When Mount Krakatoa erupted in 1883, it was a blessing in disguise for the Javan rhinoceros. The volcano, located off the coast of Indonesia’s largest island, erupted with the loudest explosions ever heard. Giant waves wiped away hundreds of villages and settlements.

Once the smoke had cleared, new islands, mostly wastelands formed from the ash, had appeared. All of the erstwhile human settlements had been destroyed. The rhino recolonized these areas along with other flora and fauna; making it what environmentalist Bruce Sterling calls an ‘involuntary park’ – a formerly human area that’s been returned to nature.

It’s this area that is today the Ujong Kulon National Park (UKNP), home to the last 62 Javan rhinoceros on earth.
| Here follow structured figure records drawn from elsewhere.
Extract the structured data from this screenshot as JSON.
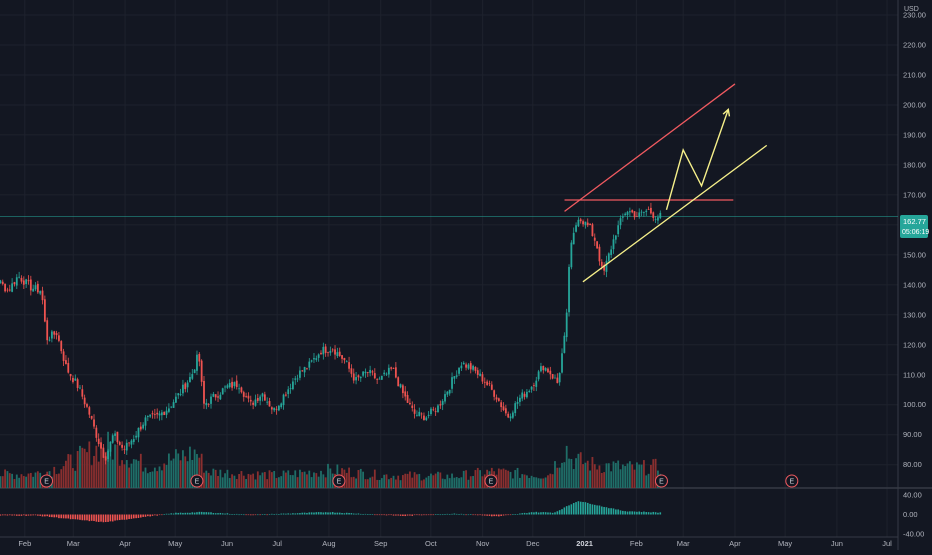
{
  "currency": "USD",
  "price_label": {
    "value": "162.77",
    "countdown": "05:06:19"
  },
  "colors": {
    "background": "#131722",
    "grid": "#1e222d",
    "axis_text": "#b2b5be",
    "up": "#26a69a",
    "down": "#ef5350",
    "up_volume": "#1f6e68",
    "down_volume": "#8a2f2f",
    "resistance_line": "#f05a60",
    "support_line": "#f6f08a",
    "projection_arrow": "#f6f08a",
    "last_price": "#26a69a",
    "divider": "#363a45"
  },
  "chart_data": {
    "type": "candlestick",
    "title": "",
    "x_ticks": [
      "Feb",
      "Mar",
      "Apr",
      "May",
      "Jun",
      "Jul",
      "Aug",
      "Sep",
      "Oct",
      "Nov",
      "Dec",
      "2021",
      "Feb",
      "Mar",
      "Apr",
      "May",
      "Jun",
      "Jul"
    ],
    "y_ticks": [
      230,
      220,
      210,
      200,
      190,
      180,
      170,
      160,
      150,
      140,
      130,
      120,
      110,
      100,
      90,
      80
    ],
    "ylim": [
      75.5,
      234.5
    ],
    "oscillator": {
      "ticks": [
        "40.00",
        "0.00",
        "-40.00"
      ],
      "ylim": [
        -48,
        48
      ]
    },
    "series_points": [
      [
        "2020-01-02",
        140
      ],
      [
        "2020-01-15",
        142
      ],
      [
        "2020-01-22",
        138
      ],
      [
        "2020-01-28",
        143
      ],
      [
        "2020-02-05",
        139
      ],
      [
        "2020-02-11",
        138
      ],
      [
        "2020-02-14",
        122
      ],
      [
        "2020-02-20",
        124
      ],
      [
        "2020-02-26",
        112
      ],
      [
        "2020-03-04",
        106
      ],
      [
        "2020-03-10",
        98
      ],
      [
        "2020-03-16",
        88
      ],
      [
        "2020-03-20",
        82
      ],
      [
        "2020-03-25",
        90
      ],
      [
        "2020-03-31",
        85
      ],
      [
        "2020-04-06",
        89
      ],
      [
        "2020-04-13",
        95
      ],
      [
        "2020-04-20",
        96
      ],
      [
        "2020-04-27",
        99
      ],
      [
        "2020-05-04",
        104
      ],
      [
        "2020-05-11",
        110
      ],
      [
        "2020-05-15",
        117
      ],
      [
        "2020-05-18",
        100
      ],
      [
        "2020-05-25",
        103
      ],
      [
        "2020-06-01",
        106
      ],
      [
        "2020-06-08",
        107
      ],
      [
        "2020-06-15",
        100
      ],
      [
        "2020-06-22",
        104
      ],
      [
        "2020-06-29",
        98
      ],
      [
        "2020-07-06",
        104
      ],
      [
        "2020-07-13",
        110
      ],
      [
        "2020-07-20",
        113
      ],
      [
        "2020-07-27",
        118
      ],
      [
        "2020-08-03",
        119
      ],
      [
        "2020-08-10",
        115
      ],
      [
        "2020-08-17",
        108
      ],
      [
        "2020-08-24",
        111
      ],
      [
        "2020-08-31",
        108
      ],
      [
        "2020-09-08",
        112
      ],
      [
        "2020-09-14",
        104
      ],
      [
        "2020-09-21",
        97
      ],
      [
        "2020-09-28",
        96
      ],
      [
        "2020-10-05",
        99
      ],
      [
        "2020-10-12",
        106
      ],
      [
        "2020-10-19",
        114
      ],
      [
        "2020-10-26",
        112
      ],
      [
        "2020-11-02",
        108
      ],
      [
        "2020-11-09",
        103
      ],
      [
        "2020-11-16",
        96
      ],
      [
        "2020-11-23",
        102
      ],
      [
        "2020-11-30",
        106
      ],
      [
        "2020-12-07",
        113
      ],
      [
        "2020-12-11",
        111
      ],
      [
        "2020-12-16",
        107
      ],
      [
        "2020-12-18",
        115
      ],
      [
        "2020-12-21",
        126
      ],
      [
        "2020-12-23",
        150
      ],
      [
        "2020-12-28",
        163
      ],
      [
        "2021-01-04",
        159
      ],
      [
        "2021-01-08",
        154
      ],
      [
        "2021-01-12",
        143
      ],
      [
        "2021-01-15",
        149
      ],
      [
        "2021-01-20",
        158
      ],
      [
        "2021-01-26",
        165
      ],
      [
        "2021-02-02",
        163
      ],
      [
        "2021-02-08",
        165
      ],
      [
        "2021-02-12",
        163
      ],
      [
        "2021-02-16",
        162.77
      ]
    ],
    "volume_profile": [
      [
        "2020-01-02",
        14
      ],
      [
        "2020-02-07",
        16
      ],
      [
        "2020-02-14",
        18
      ],
      [
        "2020-03-01",
        30
      ],
      [
        "2020-03-20",
        48
      ],
      [
        "2020-04-15",
        24
      ],
      [
        "2020-05-14",
        40
      ],
      [
        "2020-05-20",
        18
      ],
      [
        "2020-07-01",
        14
      ],
      [
        "2020-08-03",
        20
      ],
      [
        "2020-09-01",
        14
      ],
      [
        "2020-10-15",
        13
      ],
      [
        "2020-11-06",
        18
      ],
      [
        "2020-12-10",
        14
      ],
      [
        "2020-12-21",
        45
      ],
      [
        "2020-12-24",
        32
      ],
      [
        "2021-01-06",
        26
      ],
      [
        "2021-02-01",
        22
      ],
      [
        "2021-02-16",
        24
      ]
    ],
    "oscillator_profile": [
      [
        "2020-01-02",
        -2
      ],
      [
        "2020-02-07",
        -2
      ],
      [
        "2020-02-14",
        -4
      ],
      [
        "2020-03-01",
        -10
      ],
      [
        "2020-03-20",
        -16
      ],
      [
        "2020-04-10",
        -6
      ],
      [
        "2020-05-01",
        3
      ],
      [
        "2020-05-18",
        5
      ],
      [
        "2020-06-15",
        -1
      ],
      [
        "2020-07-15",
        3
      ],
      [
        "2020-08-01",
        5
      ],
      [
        "2020-09-15",
        -3
      ],
      [
        "2020-10-15",
        2
      ],
      [
        "2020-11-10",
        -4
      ],
      [
        "2020-12-01",
        5
      ],
      [
        "2020-12-14",
        4
      ],
      [
        "2020-12-28",
        28
      ],
      [
        "2021-01-05",
        22
      ],
      [
        "2021-01-15",
        14
      ],
      [
        "2021-01-25",
        7
      ],
      [
        "2021-02-16",
        4
      ]
    ],
    "earnings_markers": [
      {
        "date": "2020-02-14",
        "label": "E"
      },
      {
        "date": "2020-05-14",
        "label": "E"
      },
      {
        "date": "2020-08-07",
        "label": "E"
      },
      {
        "date": "2020-11-06",
        "label": "E"
      },
      {
        "date": "2021-02-16",
        "label": "E"
      },
      {
        "date": "2021-05-05",
        "label": "E"
      }
    ],
    "annotations": {
      "horizontal_resistance": {
        "from": "2020-12-20",
        "to": "2021-03-31",
        "y": 168.3
      },
      "channel_upper": {
        "from": "2020-12-20",
        "y_from": 164.5,
        "to": "2021-04-01",
        "y_to": 207
      },
      "channel_lower": {
        "from": "2020-12-31",
        "y_from": 141,
        "to": "2021-04-20",
        "y_to": 186.5
      },
      "projection_path": [
        [
          "2021-02-19",
          165
        ],
        [
          "2021-03-01",
          185
        ],
        [
          "2021-03-12",
          173
        ],
        [
          "2021-03-28",
          198.5
        ]
      ]
    }
  }
}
It is the most endangered large mammal on earth after the Amul leopard. The factors threatening its existence include poaching, inbreeding and the threat of another volcanic eruption. In the wild, they can live 35-40 years. In captivity – half that. But none of the species surviving members currently live in captivity.

From Bengal to Vietnam, the Javan rhino once ranged across Asia. But in the last century, thousands have been killed for their horns. Under traditional Chinese medicine, it’s believed that the powder made from rhino horns can have medicinal properties. There’s no scientific basis to this at all, but it’s remained one of the world’s most damaging stories. In Vietnam, the rumour took wings after the addition to the tale – that a government official had used the powder to cure his cancer. It shot the price of rhino horn up to $60,000 a kilogramme. Poachers started hunting the rhino in helicopters.